Wednesday, April 18, 2012

Raspberry Pi - Day 1

After a long wait, a quick rush to order at 1 AM, and another slightly shorter but long wait, my first Raspberry Pi showed up on my doorstep. I have been prototyping a system to basically create a home sentry system (aka Turret from Portal 2).

Up until this point, I have been using a SheevaPlug with a USB soundcard, a USB camera, and an Arduio with a Motor control shield. I ran the ARM version of Debian, which the RPi has a release already created as well. On top of that, I use the OpenCV library in a Python script to handle the webcamera feed and detect movement. If no movement occurs after a long time, the bot starts talking to itself. When it detects movement, it  plays sounds from the "Detect Movement" bank and runs the motor to open the arm sockets. When it detects noise, it plays sounds from the "Detect Noise" bank. After a interval, if noise or movement stops, it goes back into a Caution state and plays caution sounds for a while and retracts the arms, then goes back into a sleep state. I did a quick prototype prior to digging into OpenCV using a great app called "motion".

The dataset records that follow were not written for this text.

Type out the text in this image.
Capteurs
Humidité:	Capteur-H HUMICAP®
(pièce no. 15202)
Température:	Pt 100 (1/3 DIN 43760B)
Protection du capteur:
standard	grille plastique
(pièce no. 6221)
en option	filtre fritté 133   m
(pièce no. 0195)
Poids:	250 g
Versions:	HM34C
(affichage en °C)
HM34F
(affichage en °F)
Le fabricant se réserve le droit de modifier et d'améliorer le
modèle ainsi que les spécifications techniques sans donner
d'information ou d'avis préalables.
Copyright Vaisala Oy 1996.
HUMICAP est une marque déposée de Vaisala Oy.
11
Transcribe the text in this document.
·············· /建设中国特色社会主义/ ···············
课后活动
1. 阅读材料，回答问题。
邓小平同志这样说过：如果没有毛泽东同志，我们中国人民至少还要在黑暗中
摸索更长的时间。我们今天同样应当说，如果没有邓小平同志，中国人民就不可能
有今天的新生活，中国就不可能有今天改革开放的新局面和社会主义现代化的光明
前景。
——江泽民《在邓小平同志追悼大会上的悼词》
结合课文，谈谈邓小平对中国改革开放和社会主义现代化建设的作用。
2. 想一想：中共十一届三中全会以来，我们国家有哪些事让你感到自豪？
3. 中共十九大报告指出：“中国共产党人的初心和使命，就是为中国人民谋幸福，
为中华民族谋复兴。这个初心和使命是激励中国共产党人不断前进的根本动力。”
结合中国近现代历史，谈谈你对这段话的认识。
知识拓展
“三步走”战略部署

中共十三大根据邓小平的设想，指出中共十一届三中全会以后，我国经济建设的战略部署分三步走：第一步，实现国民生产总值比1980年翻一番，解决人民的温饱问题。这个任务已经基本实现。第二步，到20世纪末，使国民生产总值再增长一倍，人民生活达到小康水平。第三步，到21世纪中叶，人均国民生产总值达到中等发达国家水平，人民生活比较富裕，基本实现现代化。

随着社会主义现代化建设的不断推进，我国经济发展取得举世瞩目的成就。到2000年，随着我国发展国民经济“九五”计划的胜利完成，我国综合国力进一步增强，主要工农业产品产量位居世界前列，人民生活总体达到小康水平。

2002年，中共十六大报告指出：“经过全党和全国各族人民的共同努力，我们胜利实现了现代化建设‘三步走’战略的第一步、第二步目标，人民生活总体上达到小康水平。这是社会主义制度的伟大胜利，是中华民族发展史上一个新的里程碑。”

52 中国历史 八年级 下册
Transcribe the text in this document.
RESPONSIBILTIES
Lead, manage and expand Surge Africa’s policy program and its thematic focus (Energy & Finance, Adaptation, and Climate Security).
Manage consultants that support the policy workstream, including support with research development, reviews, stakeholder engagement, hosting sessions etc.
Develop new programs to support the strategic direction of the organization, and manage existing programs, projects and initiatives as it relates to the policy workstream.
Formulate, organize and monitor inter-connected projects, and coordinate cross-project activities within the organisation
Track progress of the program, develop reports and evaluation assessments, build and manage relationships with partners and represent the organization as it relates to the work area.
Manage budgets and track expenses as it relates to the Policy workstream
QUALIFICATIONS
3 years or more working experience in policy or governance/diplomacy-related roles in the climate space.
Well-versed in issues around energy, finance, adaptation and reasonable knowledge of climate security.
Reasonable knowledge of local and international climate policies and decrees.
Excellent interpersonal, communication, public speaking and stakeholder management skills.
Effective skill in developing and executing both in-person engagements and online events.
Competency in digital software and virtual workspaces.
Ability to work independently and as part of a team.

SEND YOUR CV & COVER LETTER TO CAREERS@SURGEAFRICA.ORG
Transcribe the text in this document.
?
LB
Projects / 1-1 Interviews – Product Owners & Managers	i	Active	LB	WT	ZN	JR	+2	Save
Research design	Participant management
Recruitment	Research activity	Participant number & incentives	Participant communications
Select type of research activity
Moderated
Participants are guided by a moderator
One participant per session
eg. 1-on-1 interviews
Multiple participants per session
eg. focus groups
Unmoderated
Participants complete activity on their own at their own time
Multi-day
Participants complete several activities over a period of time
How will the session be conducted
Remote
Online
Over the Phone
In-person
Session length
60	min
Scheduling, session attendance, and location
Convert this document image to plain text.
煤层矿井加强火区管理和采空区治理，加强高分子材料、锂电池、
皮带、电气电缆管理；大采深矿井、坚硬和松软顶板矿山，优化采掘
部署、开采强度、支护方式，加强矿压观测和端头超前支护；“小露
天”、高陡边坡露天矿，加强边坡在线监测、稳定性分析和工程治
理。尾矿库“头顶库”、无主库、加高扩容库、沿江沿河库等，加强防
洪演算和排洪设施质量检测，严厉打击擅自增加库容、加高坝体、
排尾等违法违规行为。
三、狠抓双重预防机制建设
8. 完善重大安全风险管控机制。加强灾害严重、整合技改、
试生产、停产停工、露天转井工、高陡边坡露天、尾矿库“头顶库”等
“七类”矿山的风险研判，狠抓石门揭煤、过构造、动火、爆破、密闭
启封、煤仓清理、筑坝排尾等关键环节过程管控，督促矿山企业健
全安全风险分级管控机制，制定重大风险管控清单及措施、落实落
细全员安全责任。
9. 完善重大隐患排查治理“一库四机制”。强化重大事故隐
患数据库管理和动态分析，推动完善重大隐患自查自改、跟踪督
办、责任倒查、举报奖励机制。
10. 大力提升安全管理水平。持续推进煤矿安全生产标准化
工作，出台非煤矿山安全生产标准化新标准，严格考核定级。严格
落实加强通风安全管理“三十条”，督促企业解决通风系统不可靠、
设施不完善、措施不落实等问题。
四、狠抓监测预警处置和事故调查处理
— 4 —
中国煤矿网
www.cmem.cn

A rather simple project, but one that involves computer vision, motor control, audio files, and is possible to do extremely inexpensively, especially due to the RPi being $40.

Code will be posted when I get to at least an Alpha state of the project.

Tonight, I was able to load my SD-card with the Debian install, expand it out to the full size using a GParted Live disk in a VirtualBox window on my Windows 7 PC, and accessed the RPi via SSH. I then loaded motion, opencv and python-opencv. Python is already installed. It looks like the uvcvideo module is not installed and I am having problems grabbing the kernel sources to import it myself.

So, I guess this puts an end of my first day of this.